[SEQ RERUN] Magical Categories
Today’s post, Magical Categories was originally published on 24 August 2008. A summary (taken from the LW wiki):
We underestimate the complexity of our own unnatural categories. This doesn’t work when you’re trying to build a FAI.
Discuss the post here (rather than in the comments to the original post).
This post is part of the Rerunning the Sequences series, where we’ll be going through Eliezer Yudkowsky’s old posts in order so that people who are interested can (re-)read and discuss them. The previous post was Unnatural Categories, and you can use the sequence_reruns tag or rss feed to follow the rest of the series.
Sequence reruns are a community-driven effort. You can participate by re-reading the sequence post, discussing it here, posting the next day’s sequence reruns post, or summarizing forthcoming articles on the wiki. Go here for more details, or to have meta discussions about the Rerunning the Sequences series.
- [SEQ RERUN] Three Fallacies of Teleology by 14 Aug 2012 7:45 UTC; 6 points) (
- 14 Aug 2012 20:40 UTC; 0 points) 's comment on [SEQ RERUN] Three Fallacies of Teleology by (
Rereading this part of the Sequences makes me wonder if an AI could make use of a kind of reCAPTCHA approach for sussing out some of these Magical Categories. It certainly would slow up the AI a lot, but could generate a lot of examples and classifications.

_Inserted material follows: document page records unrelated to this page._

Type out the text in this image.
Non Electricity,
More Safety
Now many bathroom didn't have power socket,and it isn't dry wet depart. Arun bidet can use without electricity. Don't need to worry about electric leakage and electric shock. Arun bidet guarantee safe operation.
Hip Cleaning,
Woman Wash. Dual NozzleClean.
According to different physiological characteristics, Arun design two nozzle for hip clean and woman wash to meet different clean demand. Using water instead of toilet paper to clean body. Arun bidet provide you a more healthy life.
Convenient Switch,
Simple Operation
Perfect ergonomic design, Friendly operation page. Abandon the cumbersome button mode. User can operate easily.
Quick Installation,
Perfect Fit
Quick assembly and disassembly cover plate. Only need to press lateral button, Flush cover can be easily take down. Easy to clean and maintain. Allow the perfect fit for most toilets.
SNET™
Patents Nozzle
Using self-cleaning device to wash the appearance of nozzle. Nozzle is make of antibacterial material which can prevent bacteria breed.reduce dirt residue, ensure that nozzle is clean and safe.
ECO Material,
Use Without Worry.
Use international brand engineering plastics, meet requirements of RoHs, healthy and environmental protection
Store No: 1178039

I doubt this would be a very efficient solution, but now I’m pretty amused by the prospect of trying to post a blog comment and getting a normal CAPTCHA plus something like this:
The amount of time it would take to get a reasonable dataset would likely exceed the projected lifespan of the universe, I imagine.
Why the assumption that an AGI will be smart enough to drug the entire population with soma drugs before it is smart enough to recognize that soma-happiness isn’t the same thing as happiness? It’s clear argument for why we should never hard-code values into a general AI that cannot be changed when we figure out what is wrong about them.
The problem is that we need to be careful about assuming more intelligence automatically draws a distinction between soma-happiness and real-happinesss. We’re pretty sure we know what the right answer is, so we assume anything at least as smart as we are will draw the same distinction.
We don’t need to wait for AI for counterexamples, humans already spend a lot of time arguing about what counts as soma-happiness and what counts as real-happiness. Some examples of contested classification off the top of my head (watching football, using ecstasy, nsa sex, reading Fifty Shades of Gray etc).
I can think of one common division: intellectual pleasures are better than physical pleasures, but I’m not confident that’s a good rule, period, let alone that the distinction is clear enough to train an AI on, and I’m definitely not confident that it’s a safe goal. (For Dollhouse fans, I could imagine this resulting in a slightly nicer version of the Attic).
So just turbocharging a brain isn’t likely to give us a clear algorithm to distinguish between higher and lower pleasures. In this case, you’d have a heckuva time getting the experimenters to agree on classifications for the training set.
But the Sequence linked here goes beyond the soma-happiness example, where humans have trouble classifying consistently. Even if we’re really confident in our distinction (say, cats vs rocks), it’s hard to be sure that’s the only way to partition the world. It’s the most useful for the way humans interact with cats and rocks, but a different agent, shown examples of both might learn a less salient-for-humans distinction (warm and cool things) and be unable to correctly classify a dead cat or a warm hearthstone.
You can say that we can fix this problem by showing the AI dead cats and hot rocks in the training set, but that’s only a patch for the problem I just raised. The trouble is that, as, humans, we don’t think about radiant heat when we distinguish cats and rocks, so we don’t flag it as a possible error mode. The danger is that we’re going to be really sucky at coming up with possible errors and then train AIs that look like they’re making correct classifications but fail when we let them out of the box.
It’s the allocation of intelligence to a scale that conserves relative rankings that is confusing here. What you are really fearing is something which is intelligent in a different way from us having hard-coded values that only appear to be similar to ours until they start to be realized on a large scale- a genie.
What I am saying is that long before we create a genie, we need to create a lesser AI that is capable of figuring out what we are wishing for.
If we’re going to hard-code any behavior at all, we need to hard-code honesty. That way we can at least ask questions and be sure that we are getting the true answer, rather than the answer which is calculated to convince us to let the AI ‘out of the box’.
In any case, the first goal for a suitably powerful AI should be “Communicate to humans how to create the AI they want.”.